Visual Arts
The hidden dandelions in Gudjon Bjarnason’s wreckage
Published: June 8, 2011
DySTOPic ProgressiONs
Free
Noon-6pm Tue-Sat
116 Blue Star
(210) 227-6960
bluestarart.org
Exhibit on view to Aug 6
Making things, we are told, is virtuous, a good thing. But compared to, say, ants or wasps, we’re not very competent builders. We’ve made a mess of this place. A friend of mine recently told me, “Whenever I’m introduced to an architect, I want to punch him in the face. They’ve all got a lot to answer for.” Given that my friend is an architect with a doctorate in urban planning, I’ll have to allow that she knows what she’s talking about — lots of bad buildings have been and continue to be put up. Take a drive up 35 to Austin. It’s land rape, one roadside attraction after another, a litter of sprawling junk that could be anywhere from San Diego to Syracuse. Atopia — nowhere.
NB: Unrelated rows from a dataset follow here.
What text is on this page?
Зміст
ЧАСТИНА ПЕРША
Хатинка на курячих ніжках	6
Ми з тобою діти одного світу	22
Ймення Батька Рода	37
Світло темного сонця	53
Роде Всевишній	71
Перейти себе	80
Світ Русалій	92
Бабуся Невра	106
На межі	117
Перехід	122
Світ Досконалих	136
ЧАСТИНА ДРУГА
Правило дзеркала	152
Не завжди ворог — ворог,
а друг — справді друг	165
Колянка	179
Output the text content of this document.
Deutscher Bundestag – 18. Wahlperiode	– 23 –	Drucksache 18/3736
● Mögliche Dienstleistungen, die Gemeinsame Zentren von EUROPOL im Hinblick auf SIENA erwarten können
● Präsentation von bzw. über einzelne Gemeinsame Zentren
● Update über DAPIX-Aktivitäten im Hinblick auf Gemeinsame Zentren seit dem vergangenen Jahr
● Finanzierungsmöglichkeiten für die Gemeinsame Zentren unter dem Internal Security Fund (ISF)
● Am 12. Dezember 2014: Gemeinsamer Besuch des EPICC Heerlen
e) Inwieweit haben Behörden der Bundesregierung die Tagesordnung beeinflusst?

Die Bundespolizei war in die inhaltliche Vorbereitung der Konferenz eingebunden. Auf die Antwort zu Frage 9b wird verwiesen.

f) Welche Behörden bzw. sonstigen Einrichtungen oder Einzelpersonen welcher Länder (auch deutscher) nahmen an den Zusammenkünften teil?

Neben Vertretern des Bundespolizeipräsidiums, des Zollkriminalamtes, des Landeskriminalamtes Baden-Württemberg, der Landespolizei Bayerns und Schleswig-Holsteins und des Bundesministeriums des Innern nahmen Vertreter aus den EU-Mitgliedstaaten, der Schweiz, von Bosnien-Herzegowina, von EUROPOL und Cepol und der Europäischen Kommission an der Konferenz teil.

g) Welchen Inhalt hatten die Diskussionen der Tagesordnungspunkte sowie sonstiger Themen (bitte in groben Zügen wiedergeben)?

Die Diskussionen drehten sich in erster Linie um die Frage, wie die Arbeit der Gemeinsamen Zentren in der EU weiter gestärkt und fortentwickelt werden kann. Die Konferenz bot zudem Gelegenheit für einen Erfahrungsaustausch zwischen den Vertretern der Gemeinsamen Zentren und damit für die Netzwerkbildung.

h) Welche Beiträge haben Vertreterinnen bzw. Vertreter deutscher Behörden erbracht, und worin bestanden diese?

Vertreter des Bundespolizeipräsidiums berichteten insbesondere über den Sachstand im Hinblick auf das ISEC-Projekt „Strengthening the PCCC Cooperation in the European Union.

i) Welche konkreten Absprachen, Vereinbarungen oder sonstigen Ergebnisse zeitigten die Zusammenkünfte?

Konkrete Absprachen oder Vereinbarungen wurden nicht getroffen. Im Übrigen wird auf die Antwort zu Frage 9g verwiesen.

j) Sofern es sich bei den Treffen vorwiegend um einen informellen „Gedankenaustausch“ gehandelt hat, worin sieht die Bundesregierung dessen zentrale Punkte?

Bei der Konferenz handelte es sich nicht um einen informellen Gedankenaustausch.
I suspect that Icelandic artist Gudjon Bjarnason might understand my friend’s sentiment. The current exhibition “DySTOPic ProgressiONs” fills the main room at Blue Star Contemporary Art Center with Bjarnason’s trademark sculpture made of blown-up building materials. The works on view were made recently with C-4 and other explosive materials and the assistance of a team of pyrotechnicians supervised by the San Antonio Police Department Bomb Squad. His sculpture has been exhibited worldwide in numerous museum shows and biennials, but he is an architect, as well, with his own studio and a partnership in the experimental architecture group ABZ-Associates. He has also taught at numerous schools including Pratt University and Parsons School of Design in New York.
Bjarnason’s exploded work, as exciting as it must be to make, is also a tool that he uses to discover new forms that are then used in his building designs. If you visit the show, be careful not to miss a small work in the very front of the exhibition. It is a maquette of a building Bjarnason will build. Made of metal, it is dissimilar to the large works as it is made of slabs cut and welded together, but the end on one side is shaped similarly to the expanded metal of his exploded building materials. The building, which will be sited on a hillside, will rest lightly on the land, connected to the earth by several pylons, perched like a bird. Also on view are paintings of sorts, a huge series of clear panels marked by faint shapes that overlay like restive thoughts, gathering density to course black clouds of static.
There is an eerie beauty to the sculpture, which on reflection might image media accounts of terrorism, the result of suicide bombers, car bombs, and IEDs. The torn metal, long, hollow, round, and square pipe, is however not the target of an external explosion, but has been ruptured from internal detonations. In some pieces Bjarnason has let an array of pipe or girders assume the chaotic pattern made by the blast; in other works he arranges them in simple geometries, Ys, Xs, and rows. The most interesting aspect of the work, however, are the blast edges.